Shrier interviewed educators who promote affirmation and those who oppose this trend, including many who lost their careers or reputations challenging the wisdom of puberty-blockers or “binding” (physically obstructing the growth of breasts). She spoke to teens who transitioned and later regretted it. One testifies that the pro-trans world she entered was a “cult,” “because when you’re inside, you believe non-reality and you disbelieve reality” (188).

It’s these testimonies of regret that offer some hope for the future. In December 2020 (after this book was published), judges in the High Court for England and Wales ruled that children younger than 16 are unlikely to be able to consent to treatment with puberty-blocking drugs.

This landmark judgment opens the way to clinical negligence claims from those who regret taking hormone treatment, which the judges found to be “experimental” and a pathway to cross-sex hormones that have lifelong, irreversible consequences. It effectively confirms Shrier’s concerns, and provides a legal precedent that can help shape policy in jurisdictions far beyond England and Wales. 

Swimming Against the Tide

Parents, youth workers, pastors, and teachers would all benefit from reading Irreversible Damage. In accessible journalistic style, Shrier documents a harrowing ideological threat to the well-being of children, women, and families. She concludes her book with seven practical suggestions for parents (212–18).

In addition to urging parents to not cede their authority to activists or educators, Shrier calls for them to resist giving children unrestricted access to the internet. Christian families who want to swim against this ideological tide must think proactively about the role of technology in forming their children’s ideas and desires.  

Resisting the false claims of gender ideology is an urgent matter of child protection.

Shrier’s concern will resonate with Christian readers, but she isn’t arguing from a biblical foundation, and so she doesn’t have the ultimate answer to this emerging crisis of identity.

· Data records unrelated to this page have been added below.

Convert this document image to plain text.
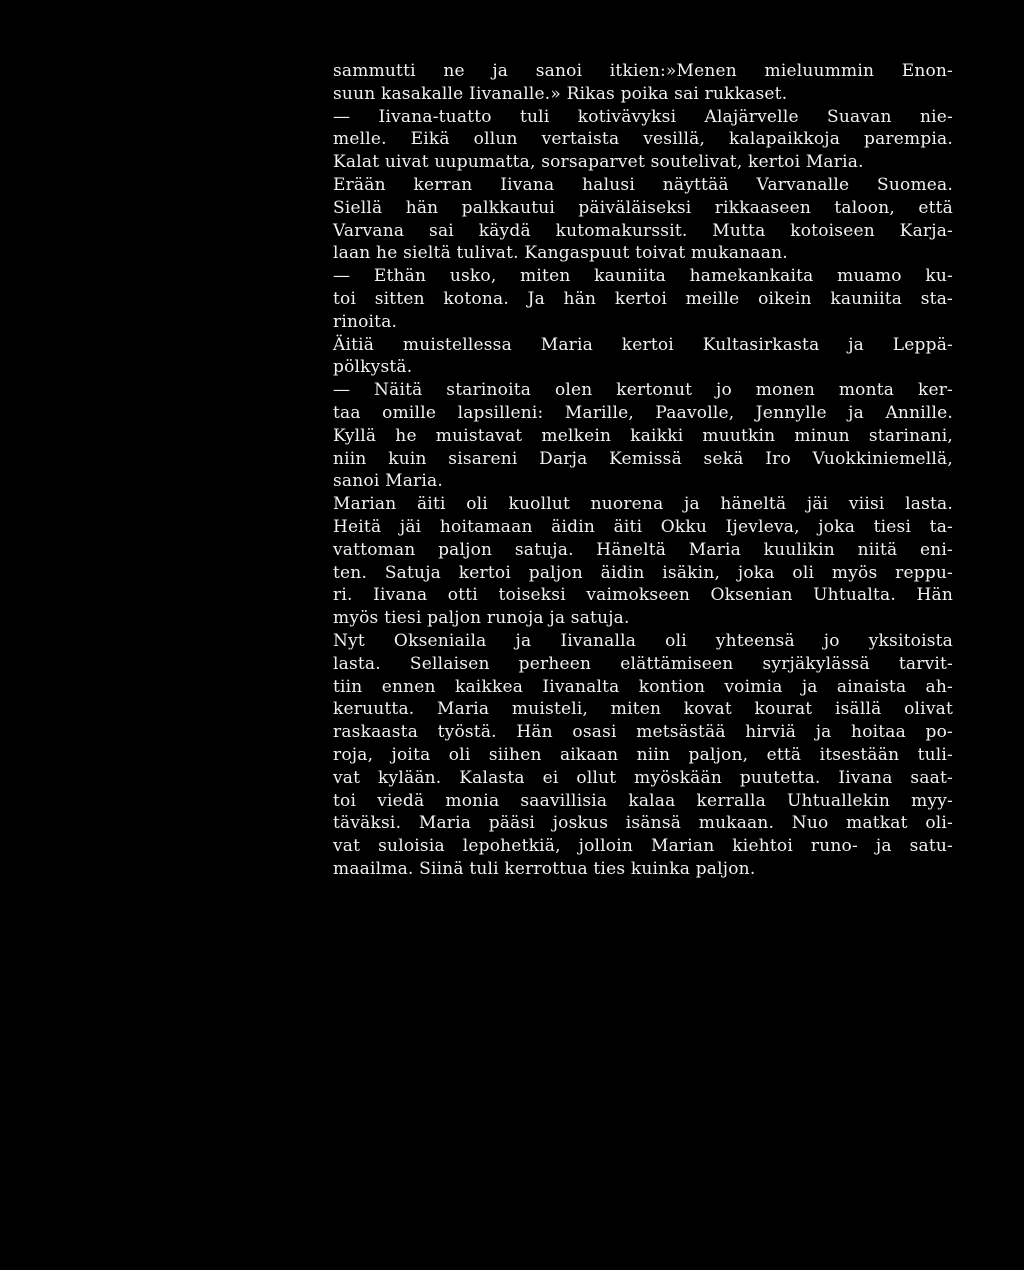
sammutti ne ja sanoi itkien:»Menen mieluummin Enon-
suun kasakalle Iivanalle.» Rikas poika sai rukkaset.
— Iivana-tuatto tuli kotivävyksi Alajärvelle Suavan nie-
melle. Eikä ollun vertaista vesillä, kalapaikkoja parempia.
Kalat uivat uupumatta, sorsaparvet soutelivat, kertoi Maria.
Erään kerran Iivana halusi näyttää Varvanalle Suomea.
Siellä hän palkkautui päiväläiseksi rikkaaseen taloon, että
Varvana sai käydä kutomakurssit. Mutta kotoiseen Karja-
laan he sieltä tulivat. Kangaspuut toivat mukanaan.
— Ethän usko, miten kauniita hamekankaita muamo ku-
toi sitten kotona. Ja hän kertoi meille oikein kauniita sta-
rinoita.
Äitiä muistellessa Maria kertoi Kultasirkasta ja Leppä-
pölkystä.
— Näitä starinoita olen kertonut jo monen monta ker-
taa omille lapsilleni: Marille, Paavolle, Jennylle ja Annille.
Kyllä he muistavat melkein kaikki muutkin minun starinani,
niin kuin sisareni Darja Kemissä sekä Iro Vuokkiniemellä,
sanoi Maria.
Marian äiti oli kuollut nuorena ja häneltä jäi viisi lasta.
Heitä jäi hoitamaan äidin äiti Okku Ijevleva, joka tiesi ta-
vattoman paljon satuja. Häneltä Maria kuulikin niitä eni-
ten. Satuja kertoi paljon äidin isäkin, joka oli myös reppu-
ri. Iivana otti toiseksi vaimokseen Oksenian Uhtualta. Hän
myös tiesi paljon runoja ja satuja.
Nyt Okseniaila ja Iivanalla oli yhteensä jo yksitoista
lasta. Sellaisen perheen elättämiseen syrjäkylässä tarvit-
tiin ennen kaikkea Iivanalta kontion voimia ja ainaista ah-
keruutta. Maria muisteli, miten kovat kourat isällä olivat
raskaasta työstä. Hän osasi metsästää hirviä ja hoitaa po-
roja, joita oli siihen aikaan niin paljon, että itsestään tuli-
vat kylään. Kalasta ei ollut myöskään puutetta. Iivana saat-
toi viedä monia saavillisia kalaa kerralla Uhtuallekin myy-
täväksi. Maria pääsi joskus isänsä mukaan. Nuo matkat oli-
vat suloisia lepohetkiä, jolloin Marian kiehtoi runo- ja satu-
maailma. Siinä tuli kerrottua ties kuinka paljon.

In order to understand who we are, we must understand our Creator and his design for us, as revealed both in nature and his Word.

The Bible tells us that life is hard because sin has disrupted our relationships with God, with others, and with our bodies. Jesus invites us not to mutilate ourselves to find our true identity, but to find our true identity as we come to know our Creator and as we accept his gracious offer of salvation.  

Reading this book should compel Christians to prayer, but also to action. Resisting the false claims of gender ideology is an urgent matter of child protection. Shrier urges parents to teach girls that it’s a wonderful thing to be a woman (217–18). But, as Christians, we have confidence in both God’s general revelation in nature and his special revelation in the Word. We’re in a stronger position to resist these false claims, and to invite a confused and broken world to behold God’s beautiful design for humanity, male and female.